Another idea: in multimodular algorithms, we generally use primes of the form 2^n + c or 2^n - c where c is small. For multi-word moduli, this can certainly be exploited, but what about nmods?

fredrik-johansson avatar Nov 06 '21 11:11 fredrik-johansson

I have at least part of the answer: n_mulmod_preinv requires the inputs to be reduced and does something fast, n_mulmod2_preinv does not require the inputs to be reduced and does something slow.

Our nmod_mul is stupidly doing the same thing as n_mulmod2_preinv. We should basically just change it to do an n_mulmod_preinv instead; this is 2x faster on my machine.

We can also replace many other uses of n_mulmod2_preinv with n_mulmod_preinv throughout Flint.

Some shifts can be avoided when the modulus has exactly FLINT_BITS bits; maybe this is worth optimizing for in various places.

fredrik-johansson avatar Nov 10 '21 17:11 fredrik-johansson

Ditto for nmod_addmul / NMOD_ADDMUL.

fredrik-johansson avatar Nov 10 '21 17:11 fredrik-johansson

If n is odd and small enough and we use a balanced representation -n/2...n/2, this does a correctly reduced multiplication

how small is small enough? This is assuming no fmadd/fmsub? What about with fmadd/fmsub?

tthsqe12 avatar Nov 10 '21 17:11 tthsqe12

If n is odd and small enough and we use a balanced representation -n/2...n/2, this does a correctly reduced multiplication

how small is small enough? This is assuming no fmadd/fmsub? What about with fmadd/fmsub?

Up to sqrt(2^53) I guess, but I did not check or prove this. You might want to design an entirely different algorithm around fma.

fredrik-johansson avatar Nov 10 '21 17:11 fredrik-johansson

FWIW, flint does better if one uses nmod_mul and n_mulmod_shoup.

After that, the remaining difference seems to be due to n_divrem2_preinv being much slower than MulDivRem.

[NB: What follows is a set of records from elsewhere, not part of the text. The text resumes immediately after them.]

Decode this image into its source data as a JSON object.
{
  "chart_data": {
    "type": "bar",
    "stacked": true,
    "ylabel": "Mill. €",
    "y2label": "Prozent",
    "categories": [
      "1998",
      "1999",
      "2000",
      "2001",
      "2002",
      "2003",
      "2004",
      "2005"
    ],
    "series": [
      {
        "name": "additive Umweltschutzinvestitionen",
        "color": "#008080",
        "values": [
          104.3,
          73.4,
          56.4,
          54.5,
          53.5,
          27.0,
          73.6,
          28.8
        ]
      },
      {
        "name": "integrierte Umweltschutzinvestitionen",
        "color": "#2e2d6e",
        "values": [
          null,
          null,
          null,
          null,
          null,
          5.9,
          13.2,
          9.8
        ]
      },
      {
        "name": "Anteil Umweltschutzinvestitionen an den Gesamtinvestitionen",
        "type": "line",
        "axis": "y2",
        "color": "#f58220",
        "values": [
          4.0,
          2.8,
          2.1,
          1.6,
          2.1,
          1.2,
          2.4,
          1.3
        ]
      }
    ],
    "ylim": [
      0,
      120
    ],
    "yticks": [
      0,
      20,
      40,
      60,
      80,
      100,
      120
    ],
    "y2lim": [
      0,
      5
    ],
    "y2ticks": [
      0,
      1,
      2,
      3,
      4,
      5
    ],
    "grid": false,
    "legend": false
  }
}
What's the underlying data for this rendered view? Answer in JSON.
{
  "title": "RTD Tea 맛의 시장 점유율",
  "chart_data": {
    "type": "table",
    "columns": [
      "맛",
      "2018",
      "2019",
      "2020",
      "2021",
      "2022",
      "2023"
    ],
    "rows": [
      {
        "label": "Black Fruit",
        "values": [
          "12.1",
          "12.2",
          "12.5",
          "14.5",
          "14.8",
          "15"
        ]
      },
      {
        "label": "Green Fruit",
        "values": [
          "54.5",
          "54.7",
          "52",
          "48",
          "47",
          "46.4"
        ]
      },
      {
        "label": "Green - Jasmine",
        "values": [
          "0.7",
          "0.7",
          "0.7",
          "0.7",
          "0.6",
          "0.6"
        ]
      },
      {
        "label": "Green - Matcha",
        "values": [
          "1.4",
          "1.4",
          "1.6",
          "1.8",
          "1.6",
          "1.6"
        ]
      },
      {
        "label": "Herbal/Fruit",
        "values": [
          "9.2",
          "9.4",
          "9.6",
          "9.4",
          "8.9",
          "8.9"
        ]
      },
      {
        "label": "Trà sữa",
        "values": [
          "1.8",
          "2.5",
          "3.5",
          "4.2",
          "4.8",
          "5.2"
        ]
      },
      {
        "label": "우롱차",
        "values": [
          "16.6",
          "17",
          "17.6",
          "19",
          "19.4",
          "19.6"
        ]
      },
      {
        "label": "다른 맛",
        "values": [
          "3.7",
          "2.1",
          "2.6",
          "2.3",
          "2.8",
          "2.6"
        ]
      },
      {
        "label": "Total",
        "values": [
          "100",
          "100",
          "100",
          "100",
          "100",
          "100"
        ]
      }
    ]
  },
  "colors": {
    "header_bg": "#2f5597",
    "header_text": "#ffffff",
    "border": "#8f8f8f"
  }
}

fredrik-johansson avatar Jan 07 '24 00:01 fredrik-johansson

Several functions for modular arithmetic like n_mulmod2_preinv, n_mod2_preinv, n_ll_mod_preinv, n_lll_mod_preinv don't take a norm as input and therefore need an flint_clz operation which is redundant in situations where we already have an nmod_t containing this data. There are also probably many places (though not all) where these operations should actually be inlined. Replacing them with nmod_mul, NMOD2_RED2 etc. would be an improvement.

We should think about ways to redesign these interfaces so that they are more obvious.

fredrik-johansson avatar May 09 '24 20:05 fredrik-johansson

It would be nice to separate those that need normalization and those who does not. Not sure how to do that user friendly though.

albinahlback avatar May 09 '24 22:05 albinahlback

another point of comparison should be https://math.mit.edu/~drew/ffpoly.html I think @andrewvsutherland (the author) did a comparison at some point...

edgarcosta avatar May 10 '24 14:05 edgarcosta

Better/simpler to test against b32.h (fast implementation of Barrett modular arithmetic for 32-bit integers) and m64.h (fast implementation of 64-bit Montgomery arithmetic); the latter is what ffpoly uses.

AndrewVSutherland avatar May 10 '24 14:05 AndrewVSutherland